Colin Matthews, British Airports Authority (BAA) chief executive insists that the replacement terminal will have ‘less impact on the environment’ because it will produce 40 per cent less carbon than the existing building. Although noble, this dodges the question of how much carbon will be produced by constructing the new buildings - and just how much could be saved by re-fitting and expanding the old one. Can a new build’s eco-credentials really outweigh the environmental impact of its predecessor’s demolition and replacement?

It seems contradictory for a government who has introduced astonishingly high sustainability targets - such as all public buildings built from 2016 to be zero-carbon - to endorse such a development.

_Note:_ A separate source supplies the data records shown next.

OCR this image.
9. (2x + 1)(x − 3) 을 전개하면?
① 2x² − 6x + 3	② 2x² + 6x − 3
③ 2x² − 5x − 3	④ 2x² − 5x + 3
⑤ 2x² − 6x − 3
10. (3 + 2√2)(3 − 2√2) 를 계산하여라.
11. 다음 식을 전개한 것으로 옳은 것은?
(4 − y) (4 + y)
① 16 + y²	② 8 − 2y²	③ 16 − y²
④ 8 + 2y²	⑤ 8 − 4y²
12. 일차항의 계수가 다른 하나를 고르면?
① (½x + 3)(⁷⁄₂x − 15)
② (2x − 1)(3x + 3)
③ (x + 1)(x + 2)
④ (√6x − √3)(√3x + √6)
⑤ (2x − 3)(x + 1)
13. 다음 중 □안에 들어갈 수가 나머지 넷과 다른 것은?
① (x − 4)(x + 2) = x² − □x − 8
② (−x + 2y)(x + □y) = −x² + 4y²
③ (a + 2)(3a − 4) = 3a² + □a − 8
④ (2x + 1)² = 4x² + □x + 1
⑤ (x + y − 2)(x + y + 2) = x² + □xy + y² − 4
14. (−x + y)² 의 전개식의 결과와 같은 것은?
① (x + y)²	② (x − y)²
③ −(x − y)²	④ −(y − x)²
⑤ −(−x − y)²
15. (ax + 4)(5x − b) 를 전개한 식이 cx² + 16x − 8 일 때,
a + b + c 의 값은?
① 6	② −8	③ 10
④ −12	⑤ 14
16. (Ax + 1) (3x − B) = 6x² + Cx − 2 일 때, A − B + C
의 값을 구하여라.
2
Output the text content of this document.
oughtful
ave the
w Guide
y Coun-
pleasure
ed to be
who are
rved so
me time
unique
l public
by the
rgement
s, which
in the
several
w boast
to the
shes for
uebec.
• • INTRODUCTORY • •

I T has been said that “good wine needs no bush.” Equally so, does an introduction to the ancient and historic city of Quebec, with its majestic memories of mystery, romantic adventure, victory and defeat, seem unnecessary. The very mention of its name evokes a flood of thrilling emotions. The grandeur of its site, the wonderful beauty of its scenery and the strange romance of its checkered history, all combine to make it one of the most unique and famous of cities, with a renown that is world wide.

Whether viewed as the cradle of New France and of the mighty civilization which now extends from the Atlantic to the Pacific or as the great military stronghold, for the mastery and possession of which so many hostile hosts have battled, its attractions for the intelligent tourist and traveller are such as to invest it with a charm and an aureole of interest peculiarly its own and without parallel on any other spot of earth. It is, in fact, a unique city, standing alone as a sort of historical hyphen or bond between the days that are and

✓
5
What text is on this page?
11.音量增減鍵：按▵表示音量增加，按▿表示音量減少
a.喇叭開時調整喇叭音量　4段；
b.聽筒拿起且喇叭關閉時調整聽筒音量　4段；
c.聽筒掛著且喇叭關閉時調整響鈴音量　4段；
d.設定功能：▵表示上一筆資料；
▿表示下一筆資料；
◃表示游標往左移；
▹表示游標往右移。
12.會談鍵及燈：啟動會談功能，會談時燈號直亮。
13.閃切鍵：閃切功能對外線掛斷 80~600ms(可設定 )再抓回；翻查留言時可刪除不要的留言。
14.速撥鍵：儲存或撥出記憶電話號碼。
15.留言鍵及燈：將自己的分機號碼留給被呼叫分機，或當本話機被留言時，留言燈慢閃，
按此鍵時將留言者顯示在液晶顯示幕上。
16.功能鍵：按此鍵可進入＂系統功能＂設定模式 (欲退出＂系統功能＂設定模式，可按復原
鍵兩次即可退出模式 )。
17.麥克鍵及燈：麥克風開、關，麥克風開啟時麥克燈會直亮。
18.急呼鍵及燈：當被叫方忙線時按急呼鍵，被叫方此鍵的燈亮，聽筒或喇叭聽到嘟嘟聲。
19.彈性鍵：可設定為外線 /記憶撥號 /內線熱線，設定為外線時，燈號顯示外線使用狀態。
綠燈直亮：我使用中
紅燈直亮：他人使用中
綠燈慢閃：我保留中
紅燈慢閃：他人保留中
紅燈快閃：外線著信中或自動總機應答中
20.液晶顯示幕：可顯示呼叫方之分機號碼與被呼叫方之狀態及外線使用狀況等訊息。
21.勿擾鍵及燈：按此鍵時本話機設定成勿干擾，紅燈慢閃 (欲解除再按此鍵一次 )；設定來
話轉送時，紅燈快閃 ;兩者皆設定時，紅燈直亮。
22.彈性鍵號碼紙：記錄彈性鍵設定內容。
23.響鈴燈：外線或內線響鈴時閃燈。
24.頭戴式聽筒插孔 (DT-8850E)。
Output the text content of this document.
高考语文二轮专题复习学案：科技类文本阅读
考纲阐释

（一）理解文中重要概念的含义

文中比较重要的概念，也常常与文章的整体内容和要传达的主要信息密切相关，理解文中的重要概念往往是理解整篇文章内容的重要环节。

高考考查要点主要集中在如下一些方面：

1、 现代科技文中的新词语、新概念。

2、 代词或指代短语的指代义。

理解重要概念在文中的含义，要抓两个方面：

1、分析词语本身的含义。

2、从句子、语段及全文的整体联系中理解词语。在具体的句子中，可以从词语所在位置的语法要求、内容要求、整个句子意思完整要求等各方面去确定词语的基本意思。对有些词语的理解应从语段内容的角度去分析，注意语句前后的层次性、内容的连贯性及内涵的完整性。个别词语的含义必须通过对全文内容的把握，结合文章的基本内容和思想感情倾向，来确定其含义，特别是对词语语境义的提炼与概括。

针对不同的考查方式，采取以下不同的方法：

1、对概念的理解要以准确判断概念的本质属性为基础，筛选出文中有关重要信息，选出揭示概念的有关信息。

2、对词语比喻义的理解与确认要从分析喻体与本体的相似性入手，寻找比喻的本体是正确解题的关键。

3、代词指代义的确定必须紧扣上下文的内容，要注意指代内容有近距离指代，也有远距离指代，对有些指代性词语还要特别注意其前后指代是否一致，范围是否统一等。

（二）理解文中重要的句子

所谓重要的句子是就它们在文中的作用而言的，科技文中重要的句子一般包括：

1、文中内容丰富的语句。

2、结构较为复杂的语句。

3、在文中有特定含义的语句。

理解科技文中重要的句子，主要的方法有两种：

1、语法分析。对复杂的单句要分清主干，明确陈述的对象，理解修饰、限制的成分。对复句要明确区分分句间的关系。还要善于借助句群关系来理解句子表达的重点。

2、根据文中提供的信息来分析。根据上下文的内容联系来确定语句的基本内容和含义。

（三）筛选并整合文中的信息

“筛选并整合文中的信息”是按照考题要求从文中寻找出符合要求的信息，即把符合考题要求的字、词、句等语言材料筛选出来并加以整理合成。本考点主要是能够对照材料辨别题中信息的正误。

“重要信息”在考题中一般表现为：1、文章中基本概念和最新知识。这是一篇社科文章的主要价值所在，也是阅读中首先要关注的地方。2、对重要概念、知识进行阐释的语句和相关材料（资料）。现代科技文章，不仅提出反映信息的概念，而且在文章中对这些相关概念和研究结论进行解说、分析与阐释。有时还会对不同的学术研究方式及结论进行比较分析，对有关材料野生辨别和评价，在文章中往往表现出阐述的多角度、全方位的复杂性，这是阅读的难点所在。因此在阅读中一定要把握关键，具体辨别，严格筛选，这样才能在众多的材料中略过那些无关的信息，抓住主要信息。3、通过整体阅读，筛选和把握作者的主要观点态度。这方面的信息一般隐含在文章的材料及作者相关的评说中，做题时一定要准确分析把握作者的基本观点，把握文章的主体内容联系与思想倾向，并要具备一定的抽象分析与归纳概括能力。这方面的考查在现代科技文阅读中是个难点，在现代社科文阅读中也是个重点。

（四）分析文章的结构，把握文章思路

Developers of eco-projects in other sectors - notably residential and offices - may feel undermined by the carbon heavy manoeuvrings of a carbon heavy industry.

Airports have the autonomy and space to implement wind and solar power schemes

Incorporating structural elements or waste material from the existing building could reduce the ground works and overall waste of the development. Aviation will have to get its own house in order, but architecture can help create the zero-carbon airport once the planes are on the ground. Airports have the autonomy and space to implement wind and solar power schemes - and might in future harness the kinetic energy of planes.

It is understandable that the airports need to keep one step ahead of competitors by being ‘cutting edge’, with beautiful precedents such as Rogers’ Stirling Prize wining Barajas Airport in Madrid, Foster’s Beijing Airport and Piano’s Kansai Airport in Japan. Maybe it is time that ‘cutting edge’ means the zero-carbon airport, built in a sustainable way as an example to the rest of the world of what can be achieved elegantly with existing structure and existing space.

BAA claims the newly envisaged terminal is intended to ‘rival’ Heathrow’s own Terminal 5. If Terminal 2 lives up to the hype, perhaps Richard Rogers will be commissioned to re-built terminal 5 in a new streamlined form, to more efficiently cope with the diminished number of visitors.

  • Hayley Chivers is a graduate of Bath University’s department of Architecture

Readers' comments (2)

  • is this from the architect who gave us stanstead ?

    Unsuitable or offensive?

  • Dear Anonymous
    Can you please elaborate on your comment a little bit.
    To answer your question, the new Heathrow is indeed by the same architect who gave us Stanstead, which in it's day completely revolutionised the way the airports are designed and consequently operated. The Stanstead diagram was copied ad nauseam in countless occasions around the world, to the betterment of the airport experience of the millions upon millions of users.
    Your sarcasm is completely lost on me.